Vielmehr muss sich die eigene Vorstellung des späteren Ruhestandes in der Altersvorsorge-Strategie, die man heute wählt, widerspiegeln. Und diese Philosophie darf (und muss) jeder Kunde selbst wählen. Allerdings sollte man diese Entscheidung sehr überlegt und mit Weitblick treffen. Am Ende darf jeder frei für sich entscheiden, welchen Weg man hier wählt. In meinen Augen gibt es kein generelles besser oder schlechter. Es gibt nur verschiedene Philosophien, welche individuell gewählt werden müssen.

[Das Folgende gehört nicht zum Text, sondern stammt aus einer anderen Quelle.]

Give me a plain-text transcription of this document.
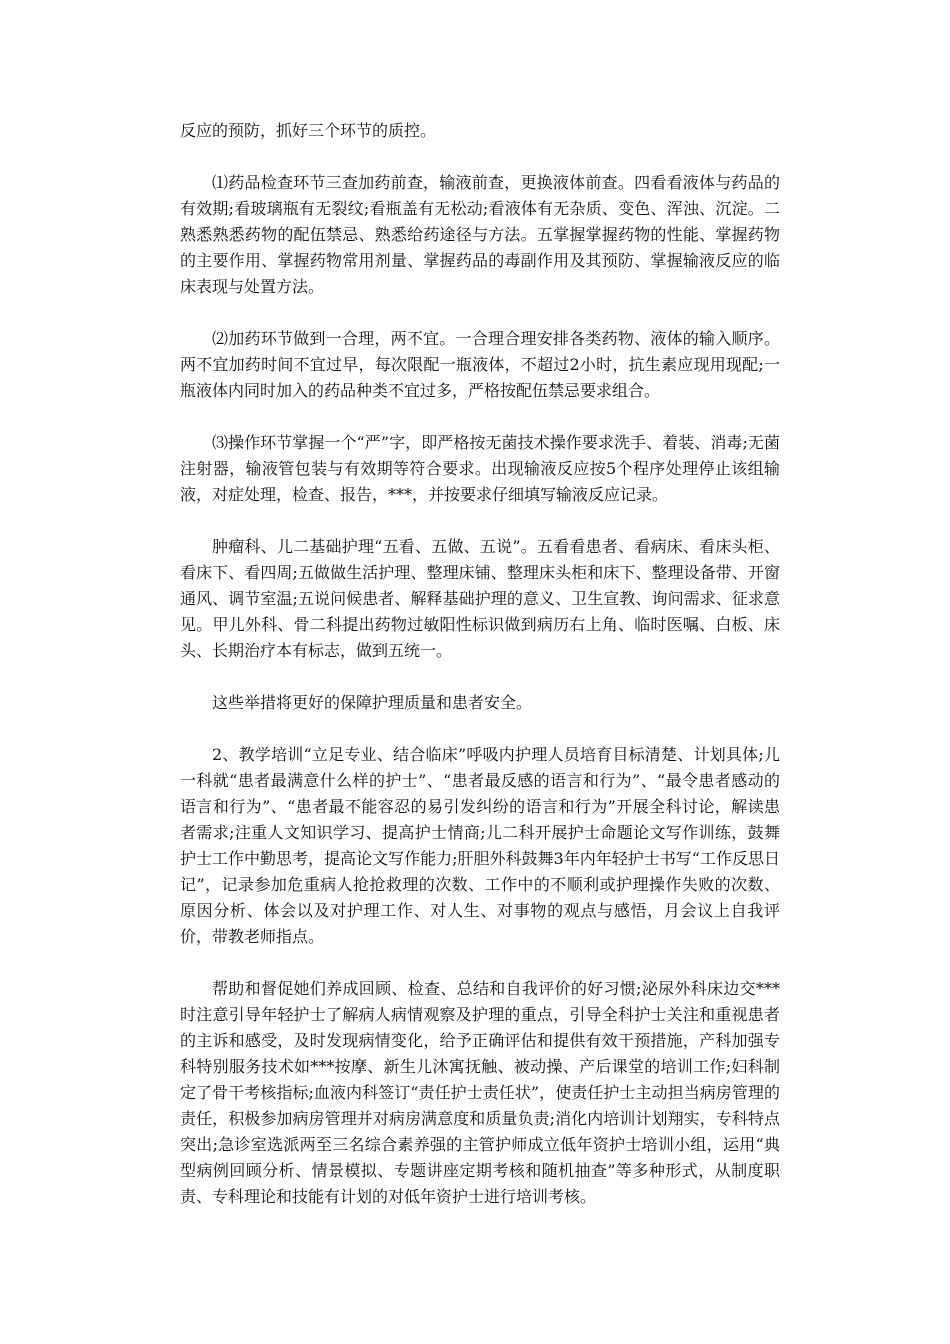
反应的预防，抓好三个环节的质控。

⑴药品检查环节三查加药前查，输液前查，更换液体前查。四看看液体与药品的有效期;看玻璃瓶有无裂纹;看瓶盖有无松动;看液体有无杂质、变色、浑浊、沉淀。二熟悉熟悉药物的配伍禁忌、熟悉给药途径与方法。五掌握掌握药物的性能、掌握药物的主要作用、掌握药物常用剂量、掌握药品的毒副作用及其预防、掌握输液反应的临床表现与处置方法。

⑵加药环节做到一合理，两不宜。一合理合理安排各类药物、液体的输入顺序。两不宜加药时间不宜过早，每次限配一瓶液体，不超过2小时，抗生素应现用现配;一瓶液体内同时加入的药品种类不宜过多，严格按配伍禁忌要求组合。

⑶操作环节掌握一个“严”字，即严格按无菌技术操作要求洗手、着装、消毒;无菌注射器，输液管包装与有效期等符合要求。出现输液反应按5个程序处理停止该组输液，对症处理，检查、报告，***，并按要求仔细填写输液反应记录。

肿瘤科、儿二基础护理“五看、五做、五说”。五看看患者、看病床、看床头柜、看床下、看四周;五做做生活护理、整理床铺、整理床头柜和床下、整理设备带、开窗通风、调节室温;五说问候患者、解释基础护理的意义、卫生宣教、询问需求、征求意见。甲儿外科、骨二科提出药物过敏阳性标识做到病历右上角、临时医嘱、白板、床头、长期治疗本有标志，做到五统一。

这些举措将更好的保障护理质量和患者安全。

2、教学培训“立足专业、结合临床”呼吸内护理人员培育目标清楚、计划具体;儿一科就“患者最满意什么样的护士”、“患者最反感的语言和行为”、“最令患者感动的语言和行为”、“患者最不能容忍的易引发纠纷的语言和行为”开展全科讨论，解读患者需求;注重人文知识学习、提高护士情商;儿二科开展护士命题论文写作训练，鼓舞护士工作中勤思考，提高论文写作能力;肝胆外科鼓舞3年内年轻护士书写“工作反思日记”，记录参加危重病人抢抢救理的次数、工作中的不顺利或护理操作失败的次数、原因分析、体会以及对护理工作、对人生、对事物的观点与感悟，月会议上自我评价，带教老师指点。

帮助和督促她们养成回顾、检查、总结和自我评价的好习惯;泌尿外科床边交***时注意引导年轻护士了解病人病情观察及护理的重点，引导全科护士关注和重视患者的主诉和感受，及时发现病情变化，给予正确评估和提供有效干预措施，产科加强专科特别服务技术如***按摩、新生儿沐寓抚触、被动操、产后课堂的培训工作;妇科制定了骨干考核指标;血液内科签订“责任护士责任状”，使责任护士主动担当病房管理的责任，积极参加病房管理并对病房满意度和质量负责;消化内培训计划翔实，专科特点突出;急诊室选派两至三名综合素养强的主管护师成立低年资护士培训小组，运用“典型病例回顾分析、情景模拟、专题讲座定期考核和随机抽查”等多种形式，从制度职责、专科理论和技能有计划的对低年资护士进行培训考核。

Falsch wäre es, einfach irgendwelche Altersvorsorgestrategien von anderen zu übernehmen, ohne diese für sich selbst geprüft zu haben. Denn in meinen Augen kann es nicht sein – und hier möchte ich mit einem Zitat aus einem Video eines bekannten Finanzkanals schließen – „dass man dann halt mal ein paar Jahre den Gürtel enger schnallen muss in der Rentenphase, wenn man voll investiert ist und die Märkte nicht so gut performen”. Mit Verlaub, aber wirklich niemand möchte im späteren Ruhestand den Gürtel enger schnallen. Das kann kein erstrebenswertes Rentenziel sein.